Social services receive criticism after notorious murder with honor motives

Social services receive criticism after notorious murder with honor motives
  • The P1 program Caliber’s review shows that the sons were investigated, but had to move back to their father before the murder. This after the social services judged that there was no risk of honor-related violence in the family.
  • All three were later convicted of honor killings in Kiruna.
  • “You can only think that it is very, very strange,” says Henrik Belfrage, professor of criminology who researches honor killings.

A father and his two teenage sons were convicted of honor killings after a 20-year-old man was killed on a bus in Kiruna in July last year.
Now a review from the P1 program Kaliber shows that the sons were allowed to move back to the father before the murder, after the social services judged that there was no honor-related violence in the family.

– You can not think otherwise than that it is very, very strange.
Henrik Belfrage is a professor of criminology at Linköping University, who researches honor killings.

– How they have arrived at it, they may well explain. But it is clear that it sounds strange.

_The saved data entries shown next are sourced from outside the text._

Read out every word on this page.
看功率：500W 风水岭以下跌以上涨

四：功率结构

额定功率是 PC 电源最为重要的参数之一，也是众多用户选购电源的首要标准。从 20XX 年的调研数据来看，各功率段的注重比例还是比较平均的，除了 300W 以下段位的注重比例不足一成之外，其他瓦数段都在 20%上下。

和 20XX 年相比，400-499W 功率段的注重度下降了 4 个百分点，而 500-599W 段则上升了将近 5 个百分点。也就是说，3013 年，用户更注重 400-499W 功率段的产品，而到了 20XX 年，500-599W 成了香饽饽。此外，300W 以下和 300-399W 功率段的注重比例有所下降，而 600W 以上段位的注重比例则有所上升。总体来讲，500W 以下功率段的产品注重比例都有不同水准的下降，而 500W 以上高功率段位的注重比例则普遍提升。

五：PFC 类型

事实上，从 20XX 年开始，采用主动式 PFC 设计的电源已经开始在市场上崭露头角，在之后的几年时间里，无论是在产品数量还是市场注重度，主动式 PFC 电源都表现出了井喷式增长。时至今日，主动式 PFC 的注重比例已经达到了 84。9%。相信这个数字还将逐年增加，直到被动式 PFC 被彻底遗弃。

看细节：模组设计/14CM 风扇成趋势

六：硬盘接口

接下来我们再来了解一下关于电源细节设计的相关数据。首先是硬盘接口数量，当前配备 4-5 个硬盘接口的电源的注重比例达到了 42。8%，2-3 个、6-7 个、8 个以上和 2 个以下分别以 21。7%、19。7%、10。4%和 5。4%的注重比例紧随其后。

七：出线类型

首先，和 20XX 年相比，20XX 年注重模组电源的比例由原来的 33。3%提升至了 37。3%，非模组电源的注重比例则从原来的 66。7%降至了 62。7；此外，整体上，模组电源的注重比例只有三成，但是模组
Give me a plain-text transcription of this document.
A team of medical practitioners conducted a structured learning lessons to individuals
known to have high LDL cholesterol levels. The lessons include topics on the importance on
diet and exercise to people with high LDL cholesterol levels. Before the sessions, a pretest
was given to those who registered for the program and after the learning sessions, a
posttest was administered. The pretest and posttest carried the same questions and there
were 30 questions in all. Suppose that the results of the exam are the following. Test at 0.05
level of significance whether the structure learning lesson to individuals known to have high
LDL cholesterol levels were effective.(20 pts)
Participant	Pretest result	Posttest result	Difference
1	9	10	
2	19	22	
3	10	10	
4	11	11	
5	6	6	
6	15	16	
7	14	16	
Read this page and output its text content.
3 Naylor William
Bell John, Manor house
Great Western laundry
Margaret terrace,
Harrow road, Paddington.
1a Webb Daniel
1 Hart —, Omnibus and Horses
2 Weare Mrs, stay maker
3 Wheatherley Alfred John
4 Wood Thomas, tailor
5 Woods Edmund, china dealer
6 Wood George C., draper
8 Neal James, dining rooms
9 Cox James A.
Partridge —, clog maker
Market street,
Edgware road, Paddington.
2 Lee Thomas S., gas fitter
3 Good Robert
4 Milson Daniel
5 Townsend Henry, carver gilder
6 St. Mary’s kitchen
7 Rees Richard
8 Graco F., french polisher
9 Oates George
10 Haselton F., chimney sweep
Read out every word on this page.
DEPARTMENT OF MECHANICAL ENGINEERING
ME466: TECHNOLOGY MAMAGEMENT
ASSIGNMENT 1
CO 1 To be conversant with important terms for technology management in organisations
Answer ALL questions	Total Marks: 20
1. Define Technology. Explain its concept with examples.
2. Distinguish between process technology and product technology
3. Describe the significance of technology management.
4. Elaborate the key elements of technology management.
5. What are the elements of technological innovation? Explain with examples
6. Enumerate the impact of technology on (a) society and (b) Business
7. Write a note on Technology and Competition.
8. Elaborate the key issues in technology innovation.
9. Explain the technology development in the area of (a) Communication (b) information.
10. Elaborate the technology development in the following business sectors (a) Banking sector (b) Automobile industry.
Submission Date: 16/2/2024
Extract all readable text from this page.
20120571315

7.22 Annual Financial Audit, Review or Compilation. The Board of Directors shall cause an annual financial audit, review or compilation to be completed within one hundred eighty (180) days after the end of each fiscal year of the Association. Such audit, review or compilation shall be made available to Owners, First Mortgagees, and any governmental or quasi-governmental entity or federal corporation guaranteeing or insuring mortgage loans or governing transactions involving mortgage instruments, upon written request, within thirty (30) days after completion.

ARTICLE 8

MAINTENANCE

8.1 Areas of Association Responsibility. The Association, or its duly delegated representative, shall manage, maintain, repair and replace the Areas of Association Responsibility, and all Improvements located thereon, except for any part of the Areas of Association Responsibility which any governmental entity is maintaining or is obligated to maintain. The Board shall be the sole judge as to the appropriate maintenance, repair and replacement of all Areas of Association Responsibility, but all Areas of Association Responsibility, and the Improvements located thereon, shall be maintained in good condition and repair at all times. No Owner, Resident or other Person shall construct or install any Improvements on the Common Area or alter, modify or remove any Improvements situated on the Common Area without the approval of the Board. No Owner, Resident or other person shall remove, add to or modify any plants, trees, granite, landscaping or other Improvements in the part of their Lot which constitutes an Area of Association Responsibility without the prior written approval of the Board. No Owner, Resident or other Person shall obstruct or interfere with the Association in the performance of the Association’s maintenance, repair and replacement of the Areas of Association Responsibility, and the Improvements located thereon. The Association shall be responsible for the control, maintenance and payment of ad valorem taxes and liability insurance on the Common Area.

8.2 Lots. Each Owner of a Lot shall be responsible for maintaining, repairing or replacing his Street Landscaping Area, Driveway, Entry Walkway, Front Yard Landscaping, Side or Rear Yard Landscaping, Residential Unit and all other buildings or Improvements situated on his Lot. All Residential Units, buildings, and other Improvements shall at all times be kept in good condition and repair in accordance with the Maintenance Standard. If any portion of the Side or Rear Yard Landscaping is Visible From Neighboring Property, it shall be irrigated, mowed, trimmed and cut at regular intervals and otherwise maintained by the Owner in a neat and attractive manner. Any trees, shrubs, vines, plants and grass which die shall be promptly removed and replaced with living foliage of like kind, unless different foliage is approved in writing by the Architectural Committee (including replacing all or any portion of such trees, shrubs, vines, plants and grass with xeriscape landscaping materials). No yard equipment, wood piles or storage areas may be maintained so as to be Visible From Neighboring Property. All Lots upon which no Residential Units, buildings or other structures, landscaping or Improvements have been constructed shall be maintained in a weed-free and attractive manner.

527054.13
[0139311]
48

The 20-year-old was stabbed to death on a bus in July 2020. The father and his two teenage sons were convicted in the district court, against their denials, of murder. The district court considered that there was a motive for honor, but the verdict was appealed to the Court of Appeal.

Caliber has investigated the events before the murder, and can show that the social administration in Kiruna investigated the family after reports of unrest. They moved the teenage sons away from the father, and put the mother in sheltered housing.

The administration’s conclusion became later that the family problem did not involve a risk of honor-related violence and the sons had to move back to the father. Just over six months later, the 20-year-old was murdered.

Ulrika Karlström, head of individual and family care in Kiruna, does not want to comment on individual cases, but says:

– The assessment has probably been made that it is appropriate.

Do you mean that it is a correct assessment then?

– A correct assessment then, I think it was. I am quite convinced that children and family secretaries leave children in sheltered housing if they make the assessment that there is a need, so then I assume that they have made the assessment that there was no need, says Ulrika Karlström.